Menggunakan version-control system (seperti Git) di homelab bisa dibilang hal yang bermanfaat. Misalnya, konfigurasi yang kita simpan di Git tersimpan rapi, ada riwayat update/perubahannya, dan misalnya ada kerusakan yang terjadi, kita bisa pull ulang dari repo. Apa aja kira-kira yang bisa disimpan di Git?
Docker Stacks
Kalau dulu file Docker Compose kita “berserakan” dengan tidak rapi, kalau kita mau rebuild suatu host, kita perlu cari filenya satu-per satu.

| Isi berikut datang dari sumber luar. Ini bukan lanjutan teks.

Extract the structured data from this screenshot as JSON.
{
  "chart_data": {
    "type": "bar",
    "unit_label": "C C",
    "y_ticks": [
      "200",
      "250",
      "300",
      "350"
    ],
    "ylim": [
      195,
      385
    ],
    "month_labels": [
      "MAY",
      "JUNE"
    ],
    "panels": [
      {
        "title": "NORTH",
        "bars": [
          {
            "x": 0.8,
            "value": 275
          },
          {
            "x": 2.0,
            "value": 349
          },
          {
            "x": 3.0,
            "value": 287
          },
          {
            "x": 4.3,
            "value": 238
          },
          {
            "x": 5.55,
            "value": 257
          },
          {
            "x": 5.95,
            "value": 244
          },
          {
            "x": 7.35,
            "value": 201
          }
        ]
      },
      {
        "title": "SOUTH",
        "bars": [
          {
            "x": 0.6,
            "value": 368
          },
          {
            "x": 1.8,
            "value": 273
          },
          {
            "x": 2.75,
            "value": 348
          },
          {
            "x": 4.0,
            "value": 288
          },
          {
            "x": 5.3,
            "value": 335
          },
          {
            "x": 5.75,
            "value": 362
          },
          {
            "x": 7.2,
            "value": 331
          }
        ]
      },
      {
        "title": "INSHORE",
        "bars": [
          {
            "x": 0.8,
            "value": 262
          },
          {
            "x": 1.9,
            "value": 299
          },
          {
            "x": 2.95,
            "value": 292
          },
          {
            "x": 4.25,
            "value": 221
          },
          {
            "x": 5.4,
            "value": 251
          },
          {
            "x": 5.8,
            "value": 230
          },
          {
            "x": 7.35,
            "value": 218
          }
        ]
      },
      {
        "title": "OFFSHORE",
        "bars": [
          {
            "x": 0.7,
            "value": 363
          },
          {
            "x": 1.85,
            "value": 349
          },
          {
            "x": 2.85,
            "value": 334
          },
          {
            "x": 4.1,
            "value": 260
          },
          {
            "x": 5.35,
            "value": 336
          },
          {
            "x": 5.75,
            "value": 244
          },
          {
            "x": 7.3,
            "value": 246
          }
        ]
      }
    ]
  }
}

Dengan membuat repo untuk Docker Stacks (yang dilengkapi file docker-compose.yml, contoh file env, dan catatan lain), kita jadi punya sistem yang konsisten (stack memiliki struktur yang sama), lebih mudah dipindahkan (dengan di-clone dan docker-compose up -d), dan ada catatan tiap kali perubahan dilakukan.
VM Template
Salah satu tool yang bisa digunakan untuk membuat template VM adalah Packer by HashiCorp. Support untuk VM Linux maupun Windows.

Cara kerja Packer adalah menyalakan VM> instalasi & update OS> kustomisasi> matikan VM> convert to template.
Konfigurasi Server dan Catatan Umum
Konfigurasi Proxmox VE seperti konfigurasi network interface, storage, informasi cluster, SOP pembuatan host, catatan dan dokumentasi adalah hal yang penting. Apabila tidak dicatat, kita bisa saja lupa dan kebingungan kalau mau rebuild host di kemudian hari. Maka dari itu konfigurasi server juga disarankan untuk disimpan di Git.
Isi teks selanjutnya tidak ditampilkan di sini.